The American public seems far less apprehensive about the sequester than they were about the fiscal cliff back in December. In the USA Today-Pew poll, only 27 percent said they were paying a lot of attention to the sequester debate. Back in 2011, 50 percent said they were paying a lot of attention to the prospect that the country could go into default if there was no deal on the debt ceiling. The public does not seem to be in a panic over the spending cuts, especially because most entitlement spending will not be affected. That, too, gives Republicans leverage.

The Pew poll gave people a list of 19 government programs and asked whether spending on each of them should be cut. Most Americans said no for 18 out of the 19 programs (all but foreign aid). But when asked whether the deficit should be reduced through "spending cuts" or "tax increases," nearly three quarters said it should be done mostly through spending cuts -- undefined.

That's precisely what the sequester is: undefined spending cuts. More leverage for Republicans.

The fact that the public is not in a panic over the sequester might have something to do with the words. "Default," "fiscal cliff" and "government shutdown" are scary words. They sound like doom. "Sequesters," not so much.

Given all that leverage, Republicans should win this political battle. But they may not. In fact, the White House is confident that it will win. Why? Because even though Republicans can make the case that they have a better message, Democrats have a better messenger.

The Obama administration is mounting a full-court press to warn voters about what could happen if the sequester goes into effect. They are rushing to define those undefined spending cuts. "Once these cuts take effect," the president said in his radio address on Saturday, "thousands of teachers and educators will be laid off ... These cuts will set back medical science for a generation."

Speaker Boehner wrote in the Wall Street Journal, "As the President's outrage about the sequester grows in coming days, Republicans have a simple response: Mr. President, we agree that your sequester is bad policy. What spending are you willing to cut to replace it?"

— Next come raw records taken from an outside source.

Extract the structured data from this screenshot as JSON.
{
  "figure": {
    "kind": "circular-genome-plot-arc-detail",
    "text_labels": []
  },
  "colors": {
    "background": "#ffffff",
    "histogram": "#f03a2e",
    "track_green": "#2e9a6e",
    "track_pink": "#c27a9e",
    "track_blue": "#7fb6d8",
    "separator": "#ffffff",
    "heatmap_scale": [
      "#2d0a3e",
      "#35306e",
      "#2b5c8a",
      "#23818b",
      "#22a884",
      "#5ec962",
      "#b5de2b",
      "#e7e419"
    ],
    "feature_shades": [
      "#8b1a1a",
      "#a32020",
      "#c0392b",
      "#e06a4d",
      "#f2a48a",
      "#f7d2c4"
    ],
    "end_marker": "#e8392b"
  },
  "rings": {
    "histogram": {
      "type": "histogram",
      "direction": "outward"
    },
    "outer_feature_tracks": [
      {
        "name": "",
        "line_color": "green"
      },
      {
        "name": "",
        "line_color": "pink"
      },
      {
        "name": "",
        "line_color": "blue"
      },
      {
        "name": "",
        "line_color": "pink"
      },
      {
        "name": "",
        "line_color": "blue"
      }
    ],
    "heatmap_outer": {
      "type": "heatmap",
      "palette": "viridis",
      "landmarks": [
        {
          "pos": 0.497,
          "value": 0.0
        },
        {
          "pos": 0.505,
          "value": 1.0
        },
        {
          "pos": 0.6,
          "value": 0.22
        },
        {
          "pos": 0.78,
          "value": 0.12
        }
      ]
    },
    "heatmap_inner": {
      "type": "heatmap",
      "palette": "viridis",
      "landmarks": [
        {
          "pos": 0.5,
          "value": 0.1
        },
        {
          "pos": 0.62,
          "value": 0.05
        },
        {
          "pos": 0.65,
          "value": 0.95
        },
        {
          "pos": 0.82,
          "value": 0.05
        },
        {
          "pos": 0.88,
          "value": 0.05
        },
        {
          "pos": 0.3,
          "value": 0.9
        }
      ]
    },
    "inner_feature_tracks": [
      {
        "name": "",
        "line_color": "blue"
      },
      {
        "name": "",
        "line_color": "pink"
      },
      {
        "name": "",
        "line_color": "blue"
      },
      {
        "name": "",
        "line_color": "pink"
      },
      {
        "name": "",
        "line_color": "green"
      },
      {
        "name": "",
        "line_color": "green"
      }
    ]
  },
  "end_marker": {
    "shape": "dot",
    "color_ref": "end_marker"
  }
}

Whom do Americans find more credible? It's not even close. The percentage in the USA Today-Pew poll that approves of the job President Obama is doing: 51 percent. Approval of the job Republican leaders in Congress are doing: 25 percent. By an 18-point margin (49 percent to 31 percent), the public says Republicans would be more to blame than President Obama if no deal is reached before the March 1 deadline.

Certainly the president is taking a risk by campaigning against the sequester. His brand is that of a conciliator, not a warrior. When Americans see dysfunction in Washington, he is part of it. And the public may remain unfazed by the cuts. Unless they throw the country into another recession, in which case the president is likely to share the blame for it.

But whom have Republicans got to take on President Obama? John Boehner? Mitch McConnell? Marco Rubio? Paul Ryan? All either unknown or tainted by their association with a despised Congress. Republicans may have an argument, but President Obama is far more likable and believable. In politics, that goes a long way.